Worse negligence, ineptitude, incompetence, indiscipline or whatever inexplicable failure to measure up abound in other agricultural projects, educational institutions, the list goes on.
I don’t know whether these are forms of corruption but if everything had been done in the open, responsible officials would have been guided or corrected in time.
So, how does this country still manage to keep these ineptitudes in check and stay less corrupt than many countries?
Before the RPF had ever been heard of by anyone outside its small group of adherents in clandestineness, it used to have a programme of action. Its members had to internalise its points and be guided by them for possible eventual ascendance to the leadership of this country.
Whoever fell short on any point was required to accept criticism from fellow members, openly own up and pledge never to repeat whatever mistake it was.
That criticism of a member among fellow members called “auto-criticism” today guides the ruling party’s (RPF) politics of this country, among other principles.
It is a philosophy that cannot be applied to many countries where politics is a game, not what I’d call “a science of societal self-management”.
Politics in many countries involves patronage systems that serve political power, such that you have your people (influencers) who guide their people on how to vote you into power. That is, where it’s not brute force that uses instruments of coercion to bend them in the desired direction. All these machines put into operation for attaining and retaining power need monetary and other forms of oiling.
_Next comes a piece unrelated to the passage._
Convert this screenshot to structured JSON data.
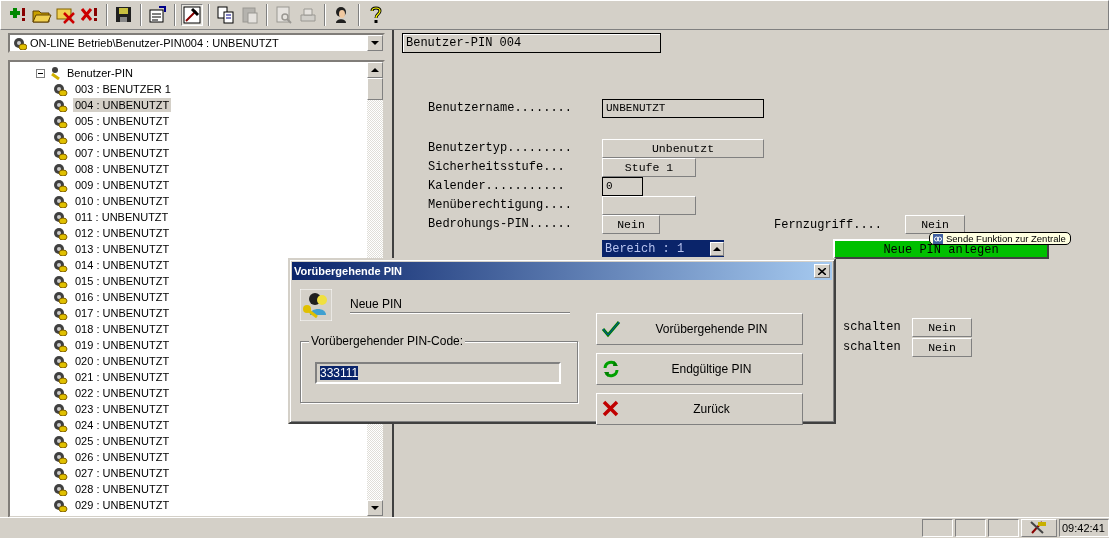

On the contrary, politics to the RPF is a service to the society where every individual participates. Incidents of bribery, incompetence, negligence and other faults are thus censored openly and the offenders freely accept any punishment meted out, knowing its reason.
When, for example, the chairman of the RPF, President Kagame, calls an official out on some misdeed, he is fulfilling the duty sworn to by all members of the party and which has won the admiration of the rest of the citizenry.
All the official’s dirty linen will thus be poured out in the open, not caring whoever is in attendance. Be they the official’s colleagues; subordinates; members of the private sector; of the civil society; be they the youth; be they peasants; be they visiting outsiders, say them.
So, while the citizenry vote with their hearts to never let go of their performance-focused political party, diehard offenders vote with their feet rather than see their dirty linen laid bare.
Auto-criticism as a principle of governance greatly accounts for Rwanda’s near-wholesome cleanliness. Methinks the totality of that wholesome cleanliness is in near sight!